In some leases, landowners agree to let drilling companies use their ponds or wells to draw fracing water. DEP regulates where companies can draw water from public sources.

“They just can’t go onto a headwater stream and dry up all the stream,” Gilius said.

One million gallons of water, sand and chemical additives are forced under high pressure into the bore hole to fracture the shale. After the water is extracted, the sand stays in the shale to prop open the new seams.

Once the well begins to draw the gas seeping out of the fractures, companies build pipelines to transport the gas to interstate transmission lines. They build tanks to capture salty water and other by-products, which have to be trucked off site to treatment facilities or disposal wells.

By state law, the sites have to be revegetated and regraded after the drilling is done.

At a recent workshop for landowners presented by the Penn State Cooperative Extension, Lycoming County educator Tom Murphy said companies would first begin this extraction process at a few, far-flung wells, then they would come back to put in many more.

“The idea is they’re going to try to maximize how many they have out there,” he said.

According to DEP spokesman Tom Rathbun, the department expects the distance between Marcellus Shale wells “will be much greater than every 1,000 feet,” but there is not yet a firm definition of how far apart the wells must be.

Environmentalists note the disturbance of the land caused by each proliferating well invites erosion, which can damage streams and wildlife.

Since 2005, oil and gas companies have not had to acquire federal water pollution control permits for the construction phase of drilling, but DEP mandates erosion controls for well projects.

According to Debbie Doss, chairman of the Arkansas Conservation Partnership, the risk of sedimentation from well sites is real. Last summer in Arkansas, where thousands of deep wells have been drilled to pull natural gas from the Fayetteville Shale, environmental regulators began to draw stricter laws after silt from drilling sites washed into nearby streams.

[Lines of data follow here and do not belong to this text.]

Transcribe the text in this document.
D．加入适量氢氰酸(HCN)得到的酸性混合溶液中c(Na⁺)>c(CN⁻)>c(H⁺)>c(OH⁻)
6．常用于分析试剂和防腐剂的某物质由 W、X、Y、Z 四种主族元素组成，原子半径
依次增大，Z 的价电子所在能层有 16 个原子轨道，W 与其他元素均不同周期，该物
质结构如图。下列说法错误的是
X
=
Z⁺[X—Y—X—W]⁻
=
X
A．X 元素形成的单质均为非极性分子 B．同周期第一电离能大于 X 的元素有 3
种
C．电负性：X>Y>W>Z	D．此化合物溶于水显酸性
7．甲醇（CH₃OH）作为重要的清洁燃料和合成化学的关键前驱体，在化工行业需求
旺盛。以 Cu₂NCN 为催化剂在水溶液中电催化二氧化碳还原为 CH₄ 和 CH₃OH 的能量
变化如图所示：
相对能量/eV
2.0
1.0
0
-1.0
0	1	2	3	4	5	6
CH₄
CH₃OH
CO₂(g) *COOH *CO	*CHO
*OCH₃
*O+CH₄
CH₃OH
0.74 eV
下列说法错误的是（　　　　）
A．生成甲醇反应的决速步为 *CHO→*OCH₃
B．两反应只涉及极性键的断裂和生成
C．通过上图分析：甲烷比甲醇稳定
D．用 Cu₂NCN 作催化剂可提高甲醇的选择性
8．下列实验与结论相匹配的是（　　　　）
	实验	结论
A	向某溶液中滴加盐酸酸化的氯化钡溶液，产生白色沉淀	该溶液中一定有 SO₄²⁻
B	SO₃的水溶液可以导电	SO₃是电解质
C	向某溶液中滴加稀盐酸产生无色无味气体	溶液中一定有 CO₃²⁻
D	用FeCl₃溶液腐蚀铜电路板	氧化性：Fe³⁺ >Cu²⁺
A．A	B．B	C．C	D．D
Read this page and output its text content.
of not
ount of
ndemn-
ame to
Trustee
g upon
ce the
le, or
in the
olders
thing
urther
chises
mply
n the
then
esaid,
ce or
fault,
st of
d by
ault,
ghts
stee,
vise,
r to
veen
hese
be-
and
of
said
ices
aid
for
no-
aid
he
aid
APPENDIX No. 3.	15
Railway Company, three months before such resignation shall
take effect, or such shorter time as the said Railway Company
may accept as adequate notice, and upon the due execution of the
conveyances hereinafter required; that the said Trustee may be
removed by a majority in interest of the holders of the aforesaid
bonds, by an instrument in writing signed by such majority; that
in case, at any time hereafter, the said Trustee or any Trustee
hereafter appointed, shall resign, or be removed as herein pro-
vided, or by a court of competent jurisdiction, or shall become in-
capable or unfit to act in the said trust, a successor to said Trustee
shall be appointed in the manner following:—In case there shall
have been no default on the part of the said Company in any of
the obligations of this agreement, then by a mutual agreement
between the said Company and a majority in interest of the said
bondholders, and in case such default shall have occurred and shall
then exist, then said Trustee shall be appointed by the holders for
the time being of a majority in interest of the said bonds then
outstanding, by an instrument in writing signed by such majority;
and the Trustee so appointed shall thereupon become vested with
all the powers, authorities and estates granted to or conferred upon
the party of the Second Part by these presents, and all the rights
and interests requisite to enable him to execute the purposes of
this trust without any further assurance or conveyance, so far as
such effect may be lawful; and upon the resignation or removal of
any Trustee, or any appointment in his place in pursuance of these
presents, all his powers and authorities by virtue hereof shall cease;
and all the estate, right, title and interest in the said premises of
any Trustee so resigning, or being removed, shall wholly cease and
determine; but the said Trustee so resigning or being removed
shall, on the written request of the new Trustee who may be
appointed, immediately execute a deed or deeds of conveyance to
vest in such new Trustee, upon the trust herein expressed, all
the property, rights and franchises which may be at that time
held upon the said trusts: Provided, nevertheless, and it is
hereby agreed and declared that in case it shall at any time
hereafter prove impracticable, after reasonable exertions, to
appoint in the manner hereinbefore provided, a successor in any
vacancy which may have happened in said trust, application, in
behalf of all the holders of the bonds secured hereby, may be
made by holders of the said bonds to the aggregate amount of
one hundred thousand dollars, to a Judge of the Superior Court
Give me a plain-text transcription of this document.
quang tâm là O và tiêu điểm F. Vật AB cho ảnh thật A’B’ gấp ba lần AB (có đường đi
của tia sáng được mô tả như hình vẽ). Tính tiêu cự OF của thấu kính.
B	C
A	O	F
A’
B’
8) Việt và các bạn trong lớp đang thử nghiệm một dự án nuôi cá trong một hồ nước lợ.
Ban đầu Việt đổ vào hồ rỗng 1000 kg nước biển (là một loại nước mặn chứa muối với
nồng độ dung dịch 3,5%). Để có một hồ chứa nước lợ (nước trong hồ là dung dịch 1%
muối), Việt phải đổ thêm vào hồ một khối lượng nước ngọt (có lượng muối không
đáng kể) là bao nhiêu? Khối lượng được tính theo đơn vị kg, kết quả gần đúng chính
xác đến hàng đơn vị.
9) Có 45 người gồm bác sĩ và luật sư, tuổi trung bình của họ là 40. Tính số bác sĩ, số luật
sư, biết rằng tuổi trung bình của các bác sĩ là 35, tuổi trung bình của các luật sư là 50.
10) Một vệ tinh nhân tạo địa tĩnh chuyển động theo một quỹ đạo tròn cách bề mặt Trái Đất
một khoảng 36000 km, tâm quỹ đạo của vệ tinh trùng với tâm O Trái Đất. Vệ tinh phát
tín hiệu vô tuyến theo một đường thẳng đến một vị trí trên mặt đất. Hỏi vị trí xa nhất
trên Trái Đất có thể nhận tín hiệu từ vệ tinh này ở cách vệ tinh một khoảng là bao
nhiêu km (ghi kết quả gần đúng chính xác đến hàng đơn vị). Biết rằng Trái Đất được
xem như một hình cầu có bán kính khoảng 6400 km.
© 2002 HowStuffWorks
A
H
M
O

“People don’t realize what a serious environmental problem that is,” she said. “It basically smothers all the invertebrates in the stream, it kills fish.”

“There’s so much activity going on,” she added, “that the state just can’t keep up with all of it.”

In Pennsylvania, Gilius, said “erosion and sedimentation control is a primary concern” of DEP.

The natural gas companies, many new to the state, have kept the department’s 34 field inspectors busy: On the 34 new wells inspected since 2005 in Lycoming, Tioga, Susquehanna and Wayne counties, there have been 22 citations for companies with no erosion and sedimentation plans, inadequate plans, or plans that are not being implemented.

There were two citations for companies that discharged “industrial wastewater” straight to the ground and six for wastewater pits on the well sites that were impermeable or “not structurally sound.”

Barbara Arrindell, a member of a grassroots group based in Damascus that opposes natural gas drilling, said after-the-fact citations don’t protect residents from the environmental effects of violations.

“It’s already been done,” she said. “There’s no way to prevent that kind of thing from happening. You’ve got one chance at this.”

Joe Lambert, mayor of Decatur, Texas, a small city above a shale formation where gas exploration is booming, described the trade-off he has experienced between “the good and the ugly.”

In his city, it has meant a dramatically changed landscape.

“In the rural areas, they’re just dotted — pockmarked — with oil tank batteries,” he said, referring to the holding tanks for gas by-products that remain long after the drilling rigs are gone.

When told about gas exploration in Northeastern Pennsylvania, he said, “Jeez, you know, it can destroy your countryside when you’ve got beautiful trees and things like that.”

“There’s a lot of people absolutely becoming millionaires off this deal,” he added. “If you’re not one of them, you say, what are we doing here, because you’re screwing up your environment. You’re screwing up your natural beauty.”